= Evangelist (Anglican Church) =

A commissioned Evangelist in the Anglican Communion is a lay person who has received professional training in Christian outreach ministry, and been commissioned by episcopal authority. In practice, almost all those formally admitted to the office of Evangelist are members of the Anglican mission and outreach agency, the Church Army. Evangelist is one of the commonly acknowledged lay ministries of the Anglican Communion internationally, along with the ministries of Lay reader, and Deaconess.

==Christian evangelism==
Evangelism is a universal Christian practice, and all baptised Christians have a role in the work of propagating the Christian Gospel. In this sense, all Christians are evangelists. The Bible makes reference to certain individuals having a specific ministry under the title evangelist, for example, Ephesians 4:11, "The gifts he gave were that some would be apostles, some prophets, some evangelists, some pastors and teachers." It is possible that certain early Christians bore the title evangelist within the Christian community, for which Acts 21:8 is often cited: "The next day we left and came to Caesarea; and we went into the house of Philip the evangelist, one of the seven, and stayed with him."

In the contemporary Anglican Church, many lay people carry out specific ministries of evangelism, and some have formed support groups or formal associations to promote their work together, such as the Fellowship for Parish Evangelism.

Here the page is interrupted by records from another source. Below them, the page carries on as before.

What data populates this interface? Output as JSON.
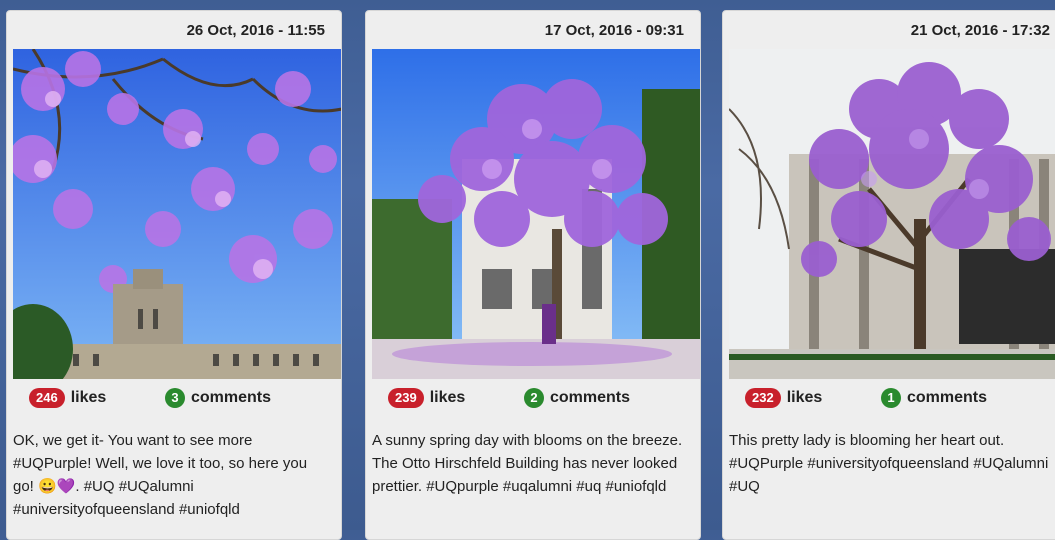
{
  "posts": [
    {
      "date": "26 Oct, 2016 - 11:55",
      "likes_count": "246",
      "likes_label": "likes",
      "comments_count": "3",
      "comments_label": "comments",
      "caption": "OK, we get it- You want to see more #UQPurple! Well, we love it too, so here you go! 😀💜. #UQ #UQalumni #universityofqueensland #uniofqld"
    },
    {
      "date": "17 Oct, 2016 - 09:31",
      "likes_count": "239",
      "likes_label": "likes",
      "comments_count": "2",
      "comments_label": "comments",
      "caption": "A sunny spring day with blooms on the breeze. The Otto Hirschfeld Building has never looked prettier. #UQpurple #uqalumni #uq #uniofqld"
    },
    {
      "date": "21 Oct, 2016 - 17:32",
      "likes_count": "232",
      "likes_label": "likes",
      "comments_count": "1",
      "comments_label": "comments",
      "caption": "This pretty lady is blooming her heart out. #UQPurple #universityofqueensland #UQalumni #UQ"
    }
  ],
  "colors": {
    "likes_badge": "#c8202b",
    "comments_badge": "#2a8a2e",
    "jacaranda": "#9a5fd0"
  }
}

On 11 October 1999 the Archbishop of Canterbury and the Archbishop of York formally inaugurated the "College of Evangelists" which "exists to recognise and affirm evangelists whose ministry is nationwide or at least beyond the confines of any diocese", and is supported by the Church Army. The College of Evangelists provides a central forum for those formally admitted to the office of evangelist, and those who have undergone local training and admission to a particular ministry on a more informal basis.

==Office of Evangelist==
In 1882 the Revd Wilson Carlile founded the Church Army, commissioning a number of officers to work in outreach projects. A number of similar organisations were also being founded within the Church of England, and Carlile advanced the case for the formal recognition of an office of Evangelist within the ministry of the Anglican Church. In 1883 the office was acknowledged.

Candidates for the office of evangelist are selected through the Church Army, in a process of profiling, interviewing, and practical placements, usually lasting from 18 to 24 months. Those selected then receive formal training, which was previously residential training at the Church Army College, originally in Oxford, then in Blackheath (from the 1960s), and finally in Sheffield (from the 1990s).

Today most candidates in Britain and Ireland train part-time over several years, with the training including residential courses at the Sheffield headquarters of Church Army Britain & Ireland. Church Army organisations in other parts of the world (Church Army Africa, Church Army Australia, Church Army Barbados, Church Army Jamaica, Church Army New Zealand, Church Army United States; and Threshold Ministries, previously Church Army Canada) have similar training courses for evangelists within their jurisdictions.

Although Church Army officers are selected and trained by the Church Army, most are deployed for subsequent work by local parishes and dioceses. When training is complete, the candidate is formally commissioned to the office of evangelist by a bishop. In the Church of England, where the office originated, all commissioned evangelists receive their licence directly from the Archbishop of the Province in which they are commissioned (the Archbishop of York in northern England, or the Archbishop of Canterbury in southern England), even though their ministry will be approved and supervised by the bishop of the local diocese in which they are posted. The commissioning of evangelists sometimes takes place at the Archbishops' official residences of Bishopthorpe Palace and Lambeth Palace.

==Liturgical role==
The ministry of an evangelist is primarily a pastoral one. Nonetheless, most commissioned evangelists are attached to a parish church, and may have a liturgical role, particularly in preaching. Commissioned evangelists who are robed for a formal liturgy are entitled to wear a cherry red tippet, traditionally of the short "collar" type. In some parts of the Anglican Communion, including Africa and the Caribbean, these traditional collar tippets are still commonly worn. In other parts, including the British Isles, there is an increasing tendency for a full length tippet (also known as a "preaching scarf") in cherry red to be worn by commissioned evangelists. In other areas, including North America, commissioned evangelists rarely wear any liturgical clothing.